The difficulties are obvious. Scripture elsewhere warns against inebriation (Prov 20:1, 23:29-30; Isa 5:22, 28:7; Rom 13:13, and many others). Why would the Bible advise us to help poor people by tapping a keg?
As usual, context provides some answers. This part of Proverbs contains advice that King Lemuel's mother gave to him about conducting himself as king (Prov 31:1). In Prov 31:2-5, Lemuel's mom warns him about habits that will damage his kingship - wine and women. She points out that "It is not for kings to drink wine... for they will drink and forget what is decreed, and pervert the rights of all the afflicted." Lemuel's mom is saying that it doesn't make sense for a king to get drunk, because 1) drunkenness may make him forget his responsibility to the downtrodden, and 2) he is not suffering, so he doesn't even have a bad excuse for getting sloshed. They may need to forget, but Lemuel needs to remember.
So I suspect that Lemuel's mother is not advising getting tanked - she is pointing out that a king doesn't have any of the normal reasons for getting drunk. We might paraphrase Mrs. Lemuel's advice: "People who are suffering and poor drink to forget their suffering - but as the king, you are not suffering. The suffering and the poor will suffer even more if you drink to forget." Her point is not that getting pickled is a good idea for the poor. She is merely pointing out how foolish it is for the king to get drunk. Proverbs 31:6-7 cannot be read in isolation, but rather as a contrast to Proverbs 31:4-5.
There may be something else going on here. Lemuel's mom is very concerned for the poor: she warns Lemmy (I'm sure that's what she called him) that he must defend the rights of the poor and oppressed in Prov 31:5, 8, and 9. In vv. 6-7, she may be advising that instead of hoarding his wine, he should give it out as gifts to the needy (see Paul E. Koptak, NIV Application Commentary: Proverbs).

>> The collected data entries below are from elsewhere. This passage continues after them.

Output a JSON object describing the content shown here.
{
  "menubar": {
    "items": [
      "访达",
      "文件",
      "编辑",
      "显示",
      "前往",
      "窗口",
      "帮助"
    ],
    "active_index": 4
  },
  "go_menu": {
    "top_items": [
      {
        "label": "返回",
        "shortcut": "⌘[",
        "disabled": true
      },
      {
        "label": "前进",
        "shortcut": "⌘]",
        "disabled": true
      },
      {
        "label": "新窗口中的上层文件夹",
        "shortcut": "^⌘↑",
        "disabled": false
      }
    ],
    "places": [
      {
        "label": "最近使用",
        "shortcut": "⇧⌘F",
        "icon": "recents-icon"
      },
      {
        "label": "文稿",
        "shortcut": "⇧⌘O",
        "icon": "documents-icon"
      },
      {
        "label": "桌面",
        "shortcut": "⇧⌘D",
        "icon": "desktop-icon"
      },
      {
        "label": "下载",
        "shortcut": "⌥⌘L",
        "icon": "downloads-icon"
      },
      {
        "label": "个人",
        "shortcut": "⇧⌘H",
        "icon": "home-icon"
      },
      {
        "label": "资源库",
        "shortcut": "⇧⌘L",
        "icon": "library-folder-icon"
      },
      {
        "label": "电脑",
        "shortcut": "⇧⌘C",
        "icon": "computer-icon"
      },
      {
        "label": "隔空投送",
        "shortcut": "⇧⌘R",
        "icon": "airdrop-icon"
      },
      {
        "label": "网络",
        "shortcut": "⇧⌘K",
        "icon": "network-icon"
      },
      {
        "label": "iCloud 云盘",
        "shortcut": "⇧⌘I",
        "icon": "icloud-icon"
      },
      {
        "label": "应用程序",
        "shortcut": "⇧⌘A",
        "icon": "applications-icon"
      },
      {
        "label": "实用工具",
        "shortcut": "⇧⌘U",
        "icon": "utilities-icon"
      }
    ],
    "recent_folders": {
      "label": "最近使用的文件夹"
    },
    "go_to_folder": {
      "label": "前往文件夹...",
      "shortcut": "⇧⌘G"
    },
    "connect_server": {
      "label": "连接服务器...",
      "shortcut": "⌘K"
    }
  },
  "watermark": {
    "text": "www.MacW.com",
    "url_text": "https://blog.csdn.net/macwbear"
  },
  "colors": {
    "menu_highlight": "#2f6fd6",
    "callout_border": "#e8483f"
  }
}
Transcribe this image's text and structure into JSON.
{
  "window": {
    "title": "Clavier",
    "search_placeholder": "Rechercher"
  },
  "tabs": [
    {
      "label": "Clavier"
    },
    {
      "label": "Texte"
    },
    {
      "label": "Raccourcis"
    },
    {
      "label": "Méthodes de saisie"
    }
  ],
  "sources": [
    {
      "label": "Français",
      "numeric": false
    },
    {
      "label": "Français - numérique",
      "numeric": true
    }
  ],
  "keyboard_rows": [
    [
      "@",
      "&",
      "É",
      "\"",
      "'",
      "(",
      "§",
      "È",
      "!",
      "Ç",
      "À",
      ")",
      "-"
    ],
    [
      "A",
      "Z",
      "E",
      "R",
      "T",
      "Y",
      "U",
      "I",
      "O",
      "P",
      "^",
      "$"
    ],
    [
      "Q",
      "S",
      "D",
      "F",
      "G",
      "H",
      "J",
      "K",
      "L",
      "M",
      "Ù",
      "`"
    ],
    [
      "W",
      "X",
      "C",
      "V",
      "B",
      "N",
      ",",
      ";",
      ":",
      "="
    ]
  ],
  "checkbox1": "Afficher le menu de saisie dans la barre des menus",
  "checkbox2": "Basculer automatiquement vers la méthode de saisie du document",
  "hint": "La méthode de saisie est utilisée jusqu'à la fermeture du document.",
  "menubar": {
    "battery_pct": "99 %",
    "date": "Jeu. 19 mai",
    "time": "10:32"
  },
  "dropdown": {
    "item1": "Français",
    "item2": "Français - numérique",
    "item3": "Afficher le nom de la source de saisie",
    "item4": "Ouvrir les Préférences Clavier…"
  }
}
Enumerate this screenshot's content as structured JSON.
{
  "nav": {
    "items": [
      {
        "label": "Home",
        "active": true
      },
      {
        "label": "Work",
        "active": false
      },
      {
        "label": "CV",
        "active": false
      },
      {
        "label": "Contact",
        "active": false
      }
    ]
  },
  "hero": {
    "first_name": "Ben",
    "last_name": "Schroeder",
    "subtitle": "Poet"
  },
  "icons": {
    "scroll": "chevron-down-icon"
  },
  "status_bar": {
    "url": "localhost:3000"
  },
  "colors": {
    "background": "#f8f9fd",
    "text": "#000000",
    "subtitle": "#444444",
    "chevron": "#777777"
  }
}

Although the Bible condemns drunkenness, it never condemns drinking in moderation. In fact, good wine is often used as a mark of God's abundant blessing (see Deut 7:13, 11:14, 14:26, 15:14; Joel 2:19, 3:18 and many others). Think of Jesus' generous gift of high-class wine to the young couple who had run out in John 2:1-12.
By the way, the picture above is a depiction of wisdom, found in an illuminated manuscript from 1170. The top figure is Jesus, the source of wisdom. Below him is Lady Wisdom (as in Prov 8), and below her is Solomon, I think. I'm not sure of the other figures, although the one in armor is probably David, and a few others have the look of Moses, Abraham, James, and perhaps John.